San Francisco Gold Rush 1849.

The Irish Americans

Immigration. Rincon Point from Rincon Hill.

From the 1850s, large, well-appointed houses were built on the slopes of San Francisco's hills, including Rincon Hill, a highpoint overloking the Gold Rush settlement. Views were over the bay, but also over the industries of Tar Flat and the unruly settlement spreading south of Market Street, which included predominantly Irish immigrants. Only a back fence might separate the wealthy and the working class.

October 15, 1853, Sacramento Daily Union, Sacramento, California

The Irish Patriot, John Mitchel.

The San Francisco Herald of Thursday contains interesting particulars of the biography of the Irish patriot and refugee, John Mitchell. This gallant son of the Emerald Isle is now a dweller on soil uncontaminated by the oppression; servitude and worse than Egyptian bondage under which he, with millions of his countrymen, have been suffering all their lives long.
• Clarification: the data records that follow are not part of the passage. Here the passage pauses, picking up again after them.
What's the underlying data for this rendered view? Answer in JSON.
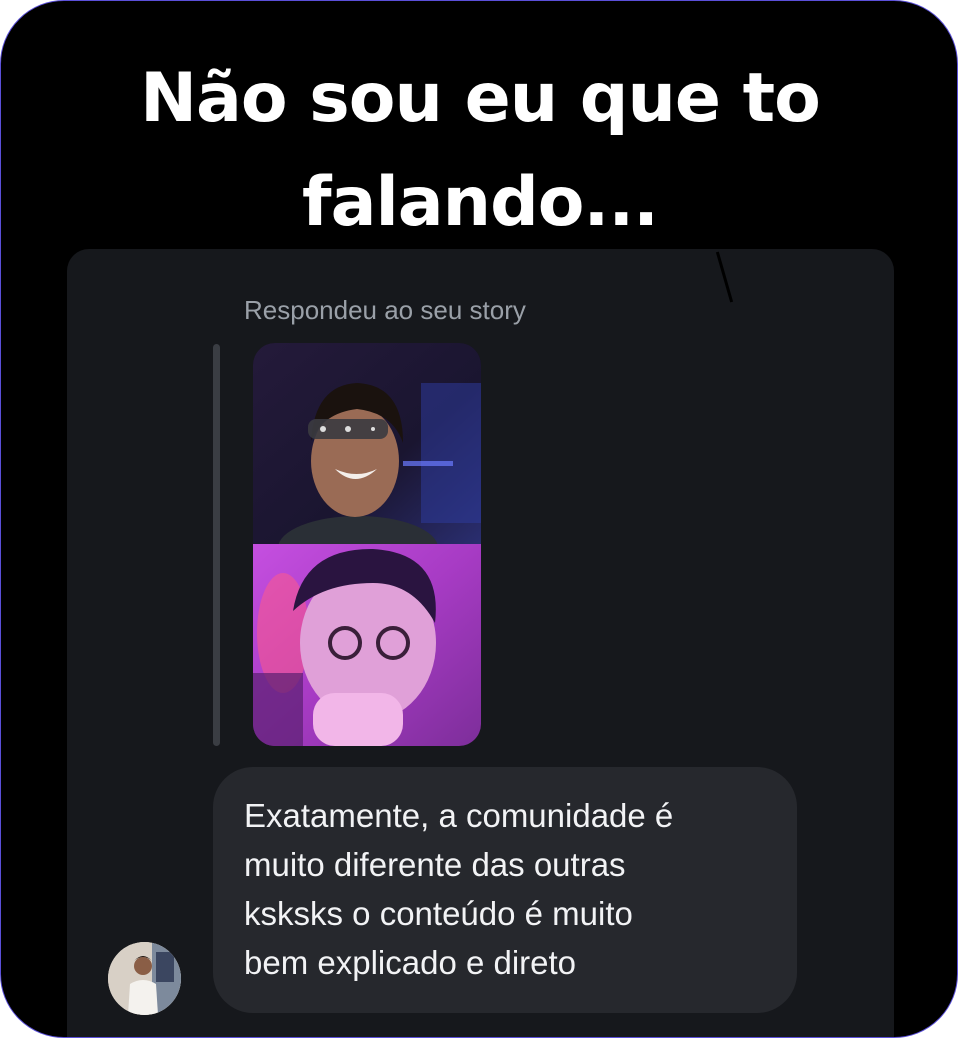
{
  "headline": {
    "line1": "Não sou eu que to",
    "line2": "falando..."
  },
  "chat": {
    "reply_label": "Respondeu ao seu story",
    "story": {
      "top_panel_color": "#1c1530",
      "bottom_panel_color": "#b13fc9"
    },
    "message": {
      "lines": [
        "Exatamente, a comunidade é",
        "muito diferente das outras",
        "ksksks o conteúdo é muito",
        "bem explicado e direto"
      ]
    }
  },
  "colors": {
    "background": "#000000",
    "panel": "#16181c",
    "bubble": "#26282d",
    "frame_border": "#5a4fd8"
  }
}
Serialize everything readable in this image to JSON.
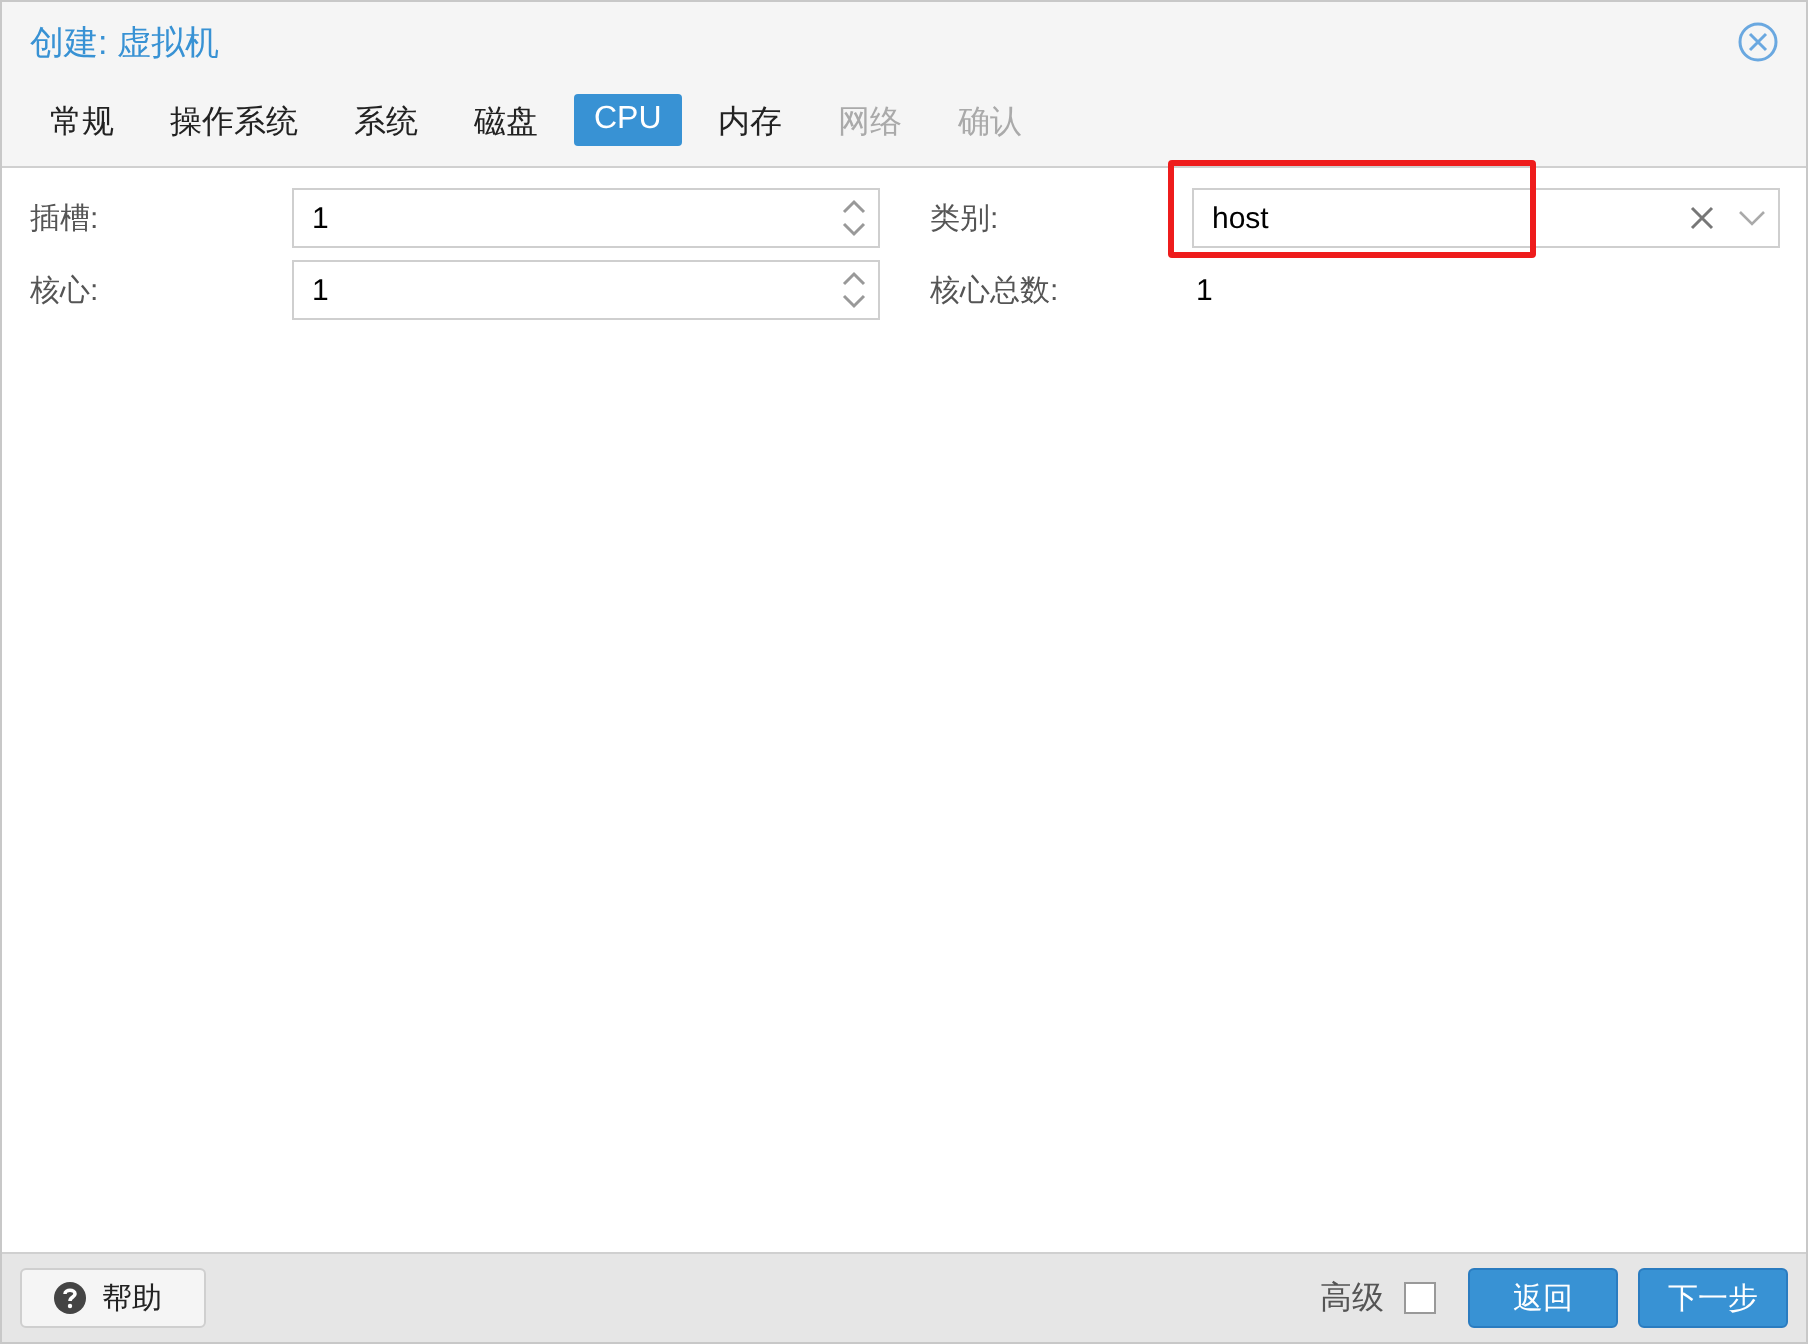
{
  "window": {
    "title": "创建: 虚拟机"
  },
  "tabs": [
    {
      "label": "常规",
      "selected": false,
      "disabled": false
    },
    {
      "label": "操作系统",
      "selected": false,
      "disabled": false
    },
    {
      "label": "系统",
      "selected": false,
      "disabled": false
    },
    {
      "label": "磁盘",
      "selected": false,
      "disabled": false
    },
    {
      "label": "CPU",
      "selected": true,
      "disabled": false
    },
    {
      "label": "内存",
      "selected": false,
      "disabled": false
    },
    {
      "label": "网络",
      "selected": false,
      "disabled": true
    },
    {
      "label": "确认",
      "selected": false,
      "disabled": true
    }
  ],
  "left_fields": [
    {
      "label": "插槽:",
      "value": "1"
    },
    {
      "label": "核心:",
      "value": "1"
    }
  ],
  "type_field": {
    "label": "类别:",
    "value": "host",
    "highlighted": true
  },
  "total_cores": {
    "label": "核心总数:",
    "value": "1"
  },
  "footer": {
    "help": "帮助",
    "advanced": {
      "label": "高级",
      "checked": false
    },
    "back": "返回",
    "next": "下一步"
  }
}
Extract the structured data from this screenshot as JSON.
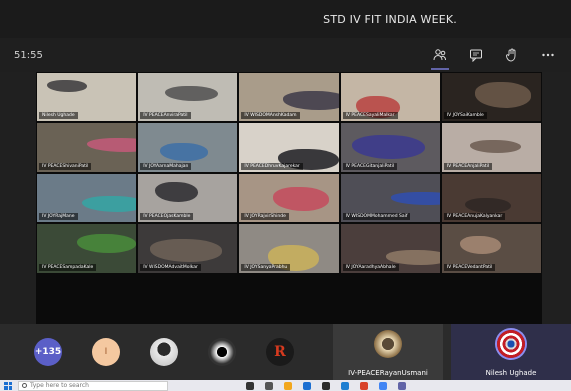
{
  "window": {
    "title": "STD IV FIT INDIA WEEK."
  },
  "toolbar": {
    "timer": "51:55",
    "tools": [
      {
        "icon": "participants-icon",
        "active": true
      },
      {
        "icon": "chat-icon",
        "active": false
      },
      {
        "icon": "raise-hand-icon",
        "active": false
      },
      {
        "icon": "more-options-icon",
        "active": false
      }
    ]
  },
  "grid": {
    "tiles": [
      {
        "name": "Nilesh Ughade",
        "bg": "#c9c3b6",
        "fg": "#3b3a3c"
      },
      {
        "name": "IV PEACEAnviraPatil",
        "bg": "#bfbcb4",
        "fg": "#505050"
      },
      {
        "name": "IV WISDOMAnshKadam",
        "bg": "#a99c8a",
        "fg": "#3d3a48"
      },
      {
        "name": "IV PEACESayaliMalkar",
        "bg": "#c4b6a5",
        "fg": "#b8423f"
      },
      {
        "name": "IV JOYSaiKamble",
        "bg": "#2a2420",
        "fg": "#6d5a4b"
      },
      {
        "name": "IV PEACEShivaniPatil",
        "bg": "#6a6255",
        "fg": "#c45a7a"
      },
      {
        "name": "IV JOYAarnaMahajan",
        "bg": "#7f8a90",
        "fg": "#3d6fa7"
      },
      {
        "name": "IV PEACEDhruvKajarekar",
        "bg": "#d8d2c9",
        "fg": "#1d1d22"
      },
      {
        "name": "IV PEACEGitanjaliPatil",
        "bg": "#5d5a5f",
        "fg": "#3b3a8f"
      },
      {
        "name": "IV PEACEAnjaliPatil",
        "bg": "#b9ada5",
        "fg": "#6b5a50"
      },
      {
        "name": "IV JOYRajMane",
        "bg": "#6b7b88",
        "fg": "#34a6a4"
      },
      {
        "name": "IV PEACEOjasKamble",
        "bg": "#a7a39f",
        "fg": "#2b2b2f"
      },
      {
        "name": "IV JOYRajvirShinde",
        "bg": "#a79585",
        "fg": "#c44b5d"
      },
      {
        "name": "IV WISDOMMohammed Saif",
        "bg": "#4f4e56",
        "fg": "#2f4fb0"
      },
      {
        "name": "IV PEACEAnujaKalyankar",
        "bg": "#4a3a33",
        "fg": "#2e2725"
      },
      {
        "name": "IV PEACESampadaKale",
        "bg": "#3b4a37",
        "fg": "#4a8c3b"
      },
      {
        "name": "IV WISDOMAdvaitMolkar",
        "bg": "#3d3a3a",
        "fg": "#6f6358"
      },
      {
        "name": "IV JOYSanyaPrabhu",
        "bg": "#8f8a84",
        "fg": "#cbb15a"
      },
      {
        "name": "IV JOYAaradhyaAbhale",
        "bg": "#4b3e3c",
        "fg": "#8f7a66"
      },
      {
        "name": "IV PEACEVedantPatil",
        "bg": "#5a4d44",
        "fg": "#a78a74"
      }
    ]
  },
  "participants": {
    "overflow_count": "+135",
    "initial": "I",
    "rlogo": "R",
    "featured": [
      {
        "name": "IV-PEACERayanUsmani"
      },
      {
        "name": "Nilesh Ughade"
      }
    ]
  },
  "taskbar": {
    "search_placeholder": "Type here to search",
    "icon_colors": [
      "#333",
      "#555",
      "#f2a71d",
      "#1c6fd1",
      "#2b2b2b",
      "#1f7fd1",
      "#d8432b",
      "#4285f4",
      "#6264a7"
    ]
  }
}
It is with pleasure that we now enumerate him among those who are in reality enjoying the blessings of civil and religious freedom.

John Mitchel, the Irish Exile, whose escape from Van Diemen's Land, is noticed elsewhere, arrived yesterday afternoon in this port, accompanied by his wife and children, and is now lodging at Jones' Hotel. No words of ours can express the delight with which we welcome this gallant and sterling patriot to the shores of California. Since Robert Emmet offered up his pure life on the scaffold, in vindication of his country's rights, no such man as John Mitchell has ever flung himself into the breach, in defence of Irish Independence.

The Irish Exiles of 1848 have never, as is well known, admitted the validity of their pretended trials and convictions before juries packed by the English Government. They hold themselves captives in the hands of pirates, and have no scruple in escaping out of the power of their enemies, whenever they can do so, without violating their parole of honor, an obligation which must be observed even with pirates. The last prisoner who has escaped their clutches, and fled for refuge under the American flag, is John Mitchel, who arrived last evening, as we have stated, accompanied by his wife and children, they having, about two years ago, followed him to his place of bondage. The circumstances of his escape are briefly these:

Mr. P. J. Smyth, of New York, (himself a rebel of 1848) went to Van Dieman's Land, with the express mission to rescue some one or more of the Irish State Prisoners. Nothing could have been easier than to escape, if they could have thought of doing so clandestinely, and without regard to their promise; but in order to discharge thonselves of that obligation, they felt it necessary to formally withdraw their parole before the proper authority, and present themselves to be taken into custody. The parole is to the effect that they would not escape from the colony so long as they held a "ticket of leave," which gave them a species of liberty, within a certain designated police district; but this "ticket of leave" is a thing which may at any time be taken away by the convict authorities, or resigned by the prisoners.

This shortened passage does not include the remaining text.